State Takeover of Logan County Schools

The Logan Banner
August 6, 1992

State takes control

Crites removed, board limited substantially

Managing Editor

CHARLESTON - The State Board of Education on Wednesday voted unanimously to take control of the Logan County school system because of concerns about finances and the quality of education. The takeover is a first for the state school system.

The state board named Marion County Schools Superintendent John D. Myers, 51, to head the county program under a four-year contract at a salary of $80,000 - $25,000 more than Logan Superintendent Cosma Crites received.

Therefore, a local board must pay $60,000 of Myers' salary while the state has agreed to pay the remaining $20,000. Crites will remain superintendent until Aug. 16.

State Superintendent Hank Marockie also said further Central Office changes are inevitable, but would not specify which departments will be affected.

Logan school board member Rick Grimmett said Crites became superintendent at an unfortunate time and that any other person would have been scrutinized just as much.

"I think this is a sad day for Ms. Crites," Grimmett said earlier today during a special meeting of the local board.

Crites, the sister-in-law of Democratic power Bill Abraham, was selected as Logan County's new superintendent in 1990 over several other highly qualified applicants.

"Than's probably the only thing she's guilty of - being Bill Abraham's sister-in-law," Grimmett said. "Politics is being played against Ms. Crites."

"I guess this shows people how much political power I have - it got me right out of office. Maybe now I can be known as Cosma Crites," Crites said today in her only comment since Wednesday's state meeting.

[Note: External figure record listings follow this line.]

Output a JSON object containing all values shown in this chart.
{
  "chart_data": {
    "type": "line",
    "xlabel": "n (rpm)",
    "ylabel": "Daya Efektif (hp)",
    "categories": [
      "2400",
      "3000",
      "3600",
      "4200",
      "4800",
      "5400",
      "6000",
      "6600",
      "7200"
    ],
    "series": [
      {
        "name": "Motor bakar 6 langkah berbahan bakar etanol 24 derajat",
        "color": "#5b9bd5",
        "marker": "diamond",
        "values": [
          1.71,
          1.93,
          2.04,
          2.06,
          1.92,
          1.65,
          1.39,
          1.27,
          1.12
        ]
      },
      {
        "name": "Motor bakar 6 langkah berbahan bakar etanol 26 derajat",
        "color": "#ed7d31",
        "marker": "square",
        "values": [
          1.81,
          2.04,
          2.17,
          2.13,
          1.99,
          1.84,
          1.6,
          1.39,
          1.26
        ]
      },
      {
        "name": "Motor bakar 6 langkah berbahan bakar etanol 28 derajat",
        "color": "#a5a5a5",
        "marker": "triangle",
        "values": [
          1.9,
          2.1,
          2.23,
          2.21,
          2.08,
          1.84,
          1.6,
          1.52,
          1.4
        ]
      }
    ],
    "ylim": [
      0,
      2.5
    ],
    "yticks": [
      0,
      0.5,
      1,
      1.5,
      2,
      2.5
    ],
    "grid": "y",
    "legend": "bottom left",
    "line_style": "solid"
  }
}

Under state law, the state board also declared a state of emergency in the Logan County School System while restricting the authority of the Logan School Board in personnel, financial and instructional matters.

"We regret having to take this action," said state board President James MacCallum. "But we believe this is necessary in order to maintain the high standards of education as set by the state board. We take this action on behalf of the citizens of Logan County whose children deserve a quality education."

Several teachers and concerned citizens from Logan County had opposing views of the state board's decision.

"No matter what they say about supporting us, I think this was a Gestapo action," responded Logan Grade sixth-grade teacher Martha Mullins of Logan. Mullins said the state board was too drastic with the measures.

Dorothy Baisden, a reading teacher at Logan Grade, added, "I whole-heartedly support the state's decision. I think we do have many problems within our school system."

"I'm glad it's over with. Now we can worry about teaching and not internal problems," said Carol Moore, a fourth-grade teacher at Holden Grade.

Meanwhile, Gov. Gaston Caperton supported the landmark decision.

"Education has and always will come first for me," Caperton said. "The state Board of Education is charged with the responsibility of determining what's best for our children. While I have not been personally involved, I am confident that working in partnership with the citizens of Logan County, we can accomplish what's best for our children."

The state board, without dissent, approved a five-part motion on the matter. It stripped the Logan County Board of Education's authority over funds, hiring and firing, fixing the school calendar and other education-related matters.

"I think Dr. Marockie has made a mistake," voiced Logan Board President Donnie Steele today, noting that the limitations will force the local board into "lame duck" status. "I think it's wrong to persecute this board. We will be watching every penny the state spends while they are in charge."

The state school board also gave Marockie unspecified authority to "take whatever action the state superintendent deems appropriate."

Marockie said he believes it will take Myers two or three years to correct the problems and another year to make the final transition back to local control. Myers is moving to Logan and will take over his duties Aug. 17.

"It's our intention to get this on line as quickly as we can," Marockie told an overflow crowd that packed into the Capitol for the emergency meeting of the board.

Last April, the state Department of Education released a report critical of the school system that resulted from an unannounced inspection in October and November of 1991.

In late May, the department inspected all personnel files of teaching staff and found 67 percent had no contract or an invalid contract and almost 32 percent of the teachers lacked an appropriate license, Marockie said.

A state report also said students routinely sleep in class, score poorly on standardized tests, skip class and repeat grades. One gym class had a single teacher for 80 students, the report said.

A July 10 follow-up report said school officials falsified records to fraudulently obtain $50 million in state funds and altered personnel records to obtain $30 million in unearned pay for teachers.

Three days later, the Logan County Board of Education voted not to appeal the state's findings. "Why prolong the inevitable?" board member Janet Doss said at the time.

By law, the state can take over county systems, declares the superintendent's job vacant and limit board members' power to spend money and set policy.

Board member Charles Wagoner said it was not a seizure. "We're just taking over and tightening up in order to enhance the education," he said.